2.5 KEGG path analysis
The 158 potential targets were mapped to the database for KEGG path agglus rich analysis, and a total of 113 signal paths were obtained. By screening KEGG rich analysis P≤0.000001, FRD<0.001 screened out a total of 29 signal pathways of major richness of key targets, which are closely related to the mechanism of the role of red dragon bile against pneumonia, including Pathways In cancer, Bradder cancer, Hepatitis B, TNF signaling pathway, Prostate cancer and Non-small cell lung cancer, etc., are associated with treatments such as bladder cancer, liver cancer, prostate cancer, etc., and the first 20 pathways with significant differences are output in the form of bar charts, as shown in Figure 5.

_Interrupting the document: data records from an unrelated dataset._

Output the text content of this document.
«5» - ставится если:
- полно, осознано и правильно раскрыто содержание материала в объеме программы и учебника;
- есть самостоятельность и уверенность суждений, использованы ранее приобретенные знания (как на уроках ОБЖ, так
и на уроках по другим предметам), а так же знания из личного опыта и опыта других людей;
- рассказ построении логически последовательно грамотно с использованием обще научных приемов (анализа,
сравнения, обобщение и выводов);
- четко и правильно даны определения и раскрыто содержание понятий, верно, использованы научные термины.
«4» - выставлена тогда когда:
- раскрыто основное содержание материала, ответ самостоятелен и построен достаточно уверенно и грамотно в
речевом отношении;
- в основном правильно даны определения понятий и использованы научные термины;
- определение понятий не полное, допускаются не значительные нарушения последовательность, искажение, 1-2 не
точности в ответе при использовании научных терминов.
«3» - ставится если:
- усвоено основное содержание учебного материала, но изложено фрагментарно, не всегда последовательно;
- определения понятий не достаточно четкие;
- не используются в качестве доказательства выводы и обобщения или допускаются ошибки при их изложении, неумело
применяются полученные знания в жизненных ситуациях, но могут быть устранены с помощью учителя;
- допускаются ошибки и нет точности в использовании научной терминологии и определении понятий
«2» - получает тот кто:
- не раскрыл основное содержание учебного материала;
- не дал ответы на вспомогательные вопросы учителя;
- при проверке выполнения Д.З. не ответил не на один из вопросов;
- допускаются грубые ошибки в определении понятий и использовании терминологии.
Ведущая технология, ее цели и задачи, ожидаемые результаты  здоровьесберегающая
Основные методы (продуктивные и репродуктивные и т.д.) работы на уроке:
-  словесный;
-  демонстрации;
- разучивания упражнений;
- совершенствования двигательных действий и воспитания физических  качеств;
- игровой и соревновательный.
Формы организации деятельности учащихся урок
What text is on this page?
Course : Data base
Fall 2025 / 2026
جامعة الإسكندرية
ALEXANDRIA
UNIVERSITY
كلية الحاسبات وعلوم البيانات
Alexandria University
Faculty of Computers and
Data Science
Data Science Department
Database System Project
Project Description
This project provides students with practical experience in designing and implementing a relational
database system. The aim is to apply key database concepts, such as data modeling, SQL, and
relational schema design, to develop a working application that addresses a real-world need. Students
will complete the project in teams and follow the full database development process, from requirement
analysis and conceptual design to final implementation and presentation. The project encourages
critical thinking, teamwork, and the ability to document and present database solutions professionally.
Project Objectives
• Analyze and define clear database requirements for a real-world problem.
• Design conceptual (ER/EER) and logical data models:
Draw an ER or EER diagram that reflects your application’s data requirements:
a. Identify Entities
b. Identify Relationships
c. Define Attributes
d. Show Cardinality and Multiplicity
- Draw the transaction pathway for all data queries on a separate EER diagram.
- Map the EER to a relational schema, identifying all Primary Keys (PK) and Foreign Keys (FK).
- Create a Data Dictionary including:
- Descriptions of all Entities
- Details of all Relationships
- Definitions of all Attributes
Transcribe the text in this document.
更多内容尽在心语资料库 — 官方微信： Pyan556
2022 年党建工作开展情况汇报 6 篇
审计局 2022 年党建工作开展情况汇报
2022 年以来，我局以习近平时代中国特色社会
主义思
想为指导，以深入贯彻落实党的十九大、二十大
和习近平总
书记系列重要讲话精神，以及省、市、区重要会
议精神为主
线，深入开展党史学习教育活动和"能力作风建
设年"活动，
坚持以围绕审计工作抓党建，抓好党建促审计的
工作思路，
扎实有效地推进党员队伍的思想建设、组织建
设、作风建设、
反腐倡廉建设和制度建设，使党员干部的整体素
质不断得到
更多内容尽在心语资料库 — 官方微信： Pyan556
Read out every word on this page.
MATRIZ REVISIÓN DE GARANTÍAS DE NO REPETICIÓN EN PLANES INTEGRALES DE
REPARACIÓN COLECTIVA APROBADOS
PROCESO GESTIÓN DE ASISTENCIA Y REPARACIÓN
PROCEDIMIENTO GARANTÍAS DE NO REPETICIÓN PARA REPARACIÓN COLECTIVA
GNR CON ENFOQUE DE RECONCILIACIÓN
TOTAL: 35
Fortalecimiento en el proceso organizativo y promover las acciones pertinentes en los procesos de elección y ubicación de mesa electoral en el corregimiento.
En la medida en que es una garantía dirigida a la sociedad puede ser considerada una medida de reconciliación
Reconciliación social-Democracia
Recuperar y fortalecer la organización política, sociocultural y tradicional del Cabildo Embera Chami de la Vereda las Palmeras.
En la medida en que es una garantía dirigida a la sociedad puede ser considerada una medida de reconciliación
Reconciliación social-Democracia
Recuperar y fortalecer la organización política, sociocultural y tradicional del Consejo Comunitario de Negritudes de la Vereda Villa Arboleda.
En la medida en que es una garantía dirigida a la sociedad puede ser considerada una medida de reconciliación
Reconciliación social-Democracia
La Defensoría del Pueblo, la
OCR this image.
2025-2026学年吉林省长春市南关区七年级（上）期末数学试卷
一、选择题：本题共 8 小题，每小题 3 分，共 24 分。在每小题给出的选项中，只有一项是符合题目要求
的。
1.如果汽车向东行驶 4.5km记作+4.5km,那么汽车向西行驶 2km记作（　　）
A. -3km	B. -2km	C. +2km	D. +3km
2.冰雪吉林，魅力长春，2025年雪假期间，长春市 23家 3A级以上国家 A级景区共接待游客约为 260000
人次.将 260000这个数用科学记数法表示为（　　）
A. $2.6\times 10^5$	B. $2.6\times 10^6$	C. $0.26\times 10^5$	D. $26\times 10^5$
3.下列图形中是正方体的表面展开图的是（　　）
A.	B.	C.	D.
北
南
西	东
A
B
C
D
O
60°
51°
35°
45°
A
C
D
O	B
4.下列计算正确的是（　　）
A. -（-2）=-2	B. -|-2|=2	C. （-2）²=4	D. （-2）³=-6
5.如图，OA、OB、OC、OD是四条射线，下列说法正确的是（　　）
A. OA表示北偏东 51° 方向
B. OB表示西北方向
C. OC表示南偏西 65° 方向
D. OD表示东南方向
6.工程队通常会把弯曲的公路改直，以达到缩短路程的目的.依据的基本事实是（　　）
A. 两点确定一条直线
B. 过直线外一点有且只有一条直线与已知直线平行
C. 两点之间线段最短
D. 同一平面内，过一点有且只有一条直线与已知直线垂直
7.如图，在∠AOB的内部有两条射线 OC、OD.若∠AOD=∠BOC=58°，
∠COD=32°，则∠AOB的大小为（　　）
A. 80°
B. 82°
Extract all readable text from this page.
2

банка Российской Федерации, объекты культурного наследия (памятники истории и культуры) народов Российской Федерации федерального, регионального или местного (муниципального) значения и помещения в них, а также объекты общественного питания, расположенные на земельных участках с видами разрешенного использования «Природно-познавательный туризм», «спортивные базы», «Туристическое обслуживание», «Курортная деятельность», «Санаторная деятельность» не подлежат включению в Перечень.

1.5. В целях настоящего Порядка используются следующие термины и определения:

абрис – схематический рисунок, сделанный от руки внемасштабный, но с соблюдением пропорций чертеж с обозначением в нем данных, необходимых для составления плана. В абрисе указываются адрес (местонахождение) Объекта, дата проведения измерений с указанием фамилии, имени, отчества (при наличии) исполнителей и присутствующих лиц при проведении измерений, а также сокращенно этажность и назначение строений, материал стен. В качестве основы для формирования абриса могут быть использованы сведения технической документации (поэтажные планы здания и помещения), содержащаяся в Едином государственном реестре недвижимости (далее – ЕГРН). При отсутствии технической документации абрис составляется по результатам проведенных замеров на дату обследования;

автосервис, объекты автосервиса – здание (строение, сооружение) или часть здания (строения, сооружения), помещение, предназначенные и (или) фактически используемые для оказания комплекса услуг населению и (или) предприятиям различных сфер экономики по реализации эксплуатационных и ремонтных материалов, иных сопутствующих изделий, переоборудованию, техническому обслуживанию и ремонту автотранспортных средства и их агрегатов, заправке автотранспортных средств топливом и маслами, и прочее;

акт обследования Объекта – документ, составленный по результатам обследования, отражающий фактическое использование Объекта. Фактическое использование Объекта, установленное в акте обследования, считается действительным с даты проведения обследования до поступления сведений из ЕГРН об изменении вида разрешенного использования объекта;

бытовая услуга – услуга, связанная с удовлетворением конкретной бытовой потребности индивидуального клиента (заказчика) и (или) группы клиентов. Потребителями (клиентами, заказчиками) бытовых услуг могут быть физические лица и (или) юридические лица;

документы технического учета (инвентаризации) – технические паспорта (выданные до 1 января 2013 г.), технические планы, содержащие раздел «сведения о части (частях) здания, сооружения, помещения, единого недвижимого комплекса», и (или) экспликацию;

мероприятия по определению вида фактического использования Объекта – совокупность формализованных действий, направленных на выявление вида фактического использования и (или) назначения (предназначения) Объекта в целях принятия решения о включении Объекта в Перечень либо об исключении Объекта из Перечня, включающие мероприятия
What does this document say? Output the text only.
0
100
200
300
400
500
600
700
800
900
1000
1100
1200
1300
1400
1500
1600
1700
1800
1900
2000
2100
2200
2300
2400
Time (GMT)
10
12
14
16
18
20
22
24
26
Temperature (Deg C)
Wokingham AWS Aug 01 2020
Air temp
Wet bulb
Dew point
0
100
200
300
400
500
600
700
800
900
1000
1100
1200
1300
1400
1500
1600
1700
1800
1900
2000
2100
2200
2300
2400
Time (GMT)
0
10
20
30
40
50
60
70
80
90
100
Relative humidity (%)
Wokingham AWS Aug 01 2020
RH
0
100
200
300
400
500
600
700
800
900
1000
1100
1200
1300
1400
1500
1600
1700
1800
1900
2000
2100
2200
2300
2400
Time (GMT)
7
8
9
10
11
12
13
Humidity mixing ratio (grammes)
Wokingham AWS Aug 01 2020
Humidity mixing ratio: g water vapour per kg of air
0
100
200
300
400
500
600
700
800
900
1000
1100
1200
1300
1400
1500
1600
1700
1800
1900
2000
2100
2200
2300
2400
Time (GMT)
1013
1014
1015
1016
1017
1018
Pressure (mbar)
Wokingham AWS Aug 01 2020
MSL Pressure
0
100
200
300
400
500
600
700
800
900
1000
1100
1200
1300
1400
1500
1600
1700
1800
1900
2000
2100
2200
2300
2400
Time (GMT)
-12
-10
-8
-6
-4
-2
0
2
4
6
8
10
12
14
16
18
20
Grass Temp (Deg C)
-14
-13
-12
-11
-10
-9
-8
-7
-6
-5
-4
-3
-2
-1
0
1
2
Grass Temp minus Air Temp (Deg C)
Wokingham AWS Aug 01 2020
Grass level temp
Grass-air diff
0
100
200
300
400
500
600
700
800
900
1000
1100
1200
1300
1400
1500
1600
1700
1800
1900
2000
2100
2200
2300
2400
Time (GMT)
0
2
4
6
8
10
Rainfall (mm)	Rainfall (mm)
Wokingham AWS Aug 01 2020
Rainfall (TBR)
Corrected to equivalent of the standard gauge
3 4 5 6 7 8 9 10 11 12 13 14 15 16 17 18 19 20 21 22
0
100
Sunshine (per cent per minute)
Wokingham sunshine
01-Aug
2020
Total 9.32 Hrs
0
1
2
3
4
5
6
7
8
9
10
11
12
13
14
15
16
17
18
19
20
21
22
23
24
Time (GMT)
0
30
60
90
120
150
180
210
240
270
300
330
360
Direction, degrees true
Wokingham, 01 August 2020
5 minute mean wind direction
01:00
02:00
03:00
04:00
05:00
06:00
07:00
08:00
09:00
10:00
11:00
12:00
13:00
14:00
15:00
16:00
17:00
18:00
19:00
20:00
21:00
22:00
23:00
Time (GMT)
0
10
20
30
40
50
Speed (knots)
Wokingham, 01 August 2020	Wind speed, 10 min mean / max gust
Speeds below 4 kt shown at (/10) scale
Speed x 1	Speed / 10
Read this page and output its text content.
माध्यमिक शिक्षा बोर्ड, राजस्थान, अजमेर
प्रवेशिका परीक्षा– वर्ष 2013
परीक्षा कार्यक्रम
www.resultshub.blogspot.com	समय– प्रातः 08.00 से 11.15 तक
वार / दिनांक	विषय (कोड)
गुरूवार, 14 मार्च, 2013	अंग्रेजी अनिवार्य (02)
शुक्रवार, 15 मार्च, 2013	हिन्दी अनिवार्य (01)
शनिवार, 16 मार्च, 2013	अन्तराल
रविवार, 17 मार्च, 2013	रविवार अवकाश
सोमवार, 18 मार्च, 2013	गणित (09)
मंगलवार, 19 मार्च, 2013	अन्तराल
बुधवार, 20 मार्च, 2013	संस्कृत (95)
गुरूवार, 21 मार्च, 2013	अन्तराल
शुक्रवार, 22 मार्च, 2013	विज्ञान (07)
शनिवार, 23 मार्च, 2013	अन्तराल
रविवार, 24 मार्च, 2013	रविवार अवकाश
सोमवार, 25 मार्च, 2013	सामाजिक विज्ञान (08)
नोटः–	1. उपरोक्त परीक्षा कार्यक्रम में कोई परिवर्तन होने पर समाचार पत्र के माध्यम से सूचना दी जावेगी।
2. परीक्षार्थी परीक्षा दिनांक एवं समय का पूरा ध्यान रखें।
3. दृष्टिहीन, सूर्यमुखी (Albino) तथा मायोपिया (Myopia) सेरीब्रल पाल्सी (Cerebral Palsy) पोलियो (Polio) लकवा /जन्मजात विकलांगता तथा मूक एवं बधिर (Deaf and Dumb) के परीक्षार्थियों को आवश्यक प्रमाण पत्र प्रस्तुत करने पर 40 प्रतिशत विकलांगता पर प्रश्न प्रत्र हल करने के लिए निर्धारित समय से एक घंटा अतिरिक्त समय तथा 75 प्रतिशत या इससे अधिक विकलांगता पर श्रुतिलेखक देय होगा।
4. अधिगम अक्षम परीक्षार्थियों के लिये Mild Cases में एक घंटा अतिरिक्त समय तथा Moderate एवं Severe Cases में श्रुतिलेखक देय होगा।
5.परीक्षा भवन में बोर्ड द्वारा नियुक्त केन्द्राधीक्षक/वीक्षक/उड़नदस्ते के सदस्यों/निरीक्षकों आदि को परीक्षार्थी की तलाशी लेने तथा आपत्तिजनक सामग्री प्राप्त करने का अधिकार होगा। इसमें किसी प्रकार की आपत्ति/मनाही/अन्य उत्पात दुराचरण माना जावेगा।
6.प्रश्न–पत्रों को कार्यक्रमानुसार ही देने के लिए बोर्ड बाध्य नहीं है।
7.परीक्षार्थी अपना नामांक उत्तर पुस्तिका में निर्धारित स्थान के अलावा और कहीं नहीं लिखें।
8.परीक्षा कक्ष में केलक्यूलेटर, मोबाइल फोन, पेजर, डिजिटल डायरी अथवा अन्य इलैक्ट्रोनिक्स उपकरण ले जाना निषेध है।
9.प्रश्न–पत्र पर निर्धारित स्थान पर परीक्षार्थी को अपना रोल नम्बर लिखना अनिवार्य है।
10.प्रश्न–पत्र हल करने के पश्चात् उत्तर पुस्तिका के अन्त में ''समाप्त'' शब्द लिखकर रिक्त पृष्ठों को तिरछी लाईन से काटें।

Using Cytoscape 3.6.1 software, 158 common genes, diseases and 6 active ingredients were visualized and analyzed to create an interactive network of serum gallblades against pneumonia. After screening out the corresponding interactive proteins and visualizing them with different color and shape graphs, the network relationship between the active chemical composition and the target can be seen intuitively. The results can be seen in Figure 6.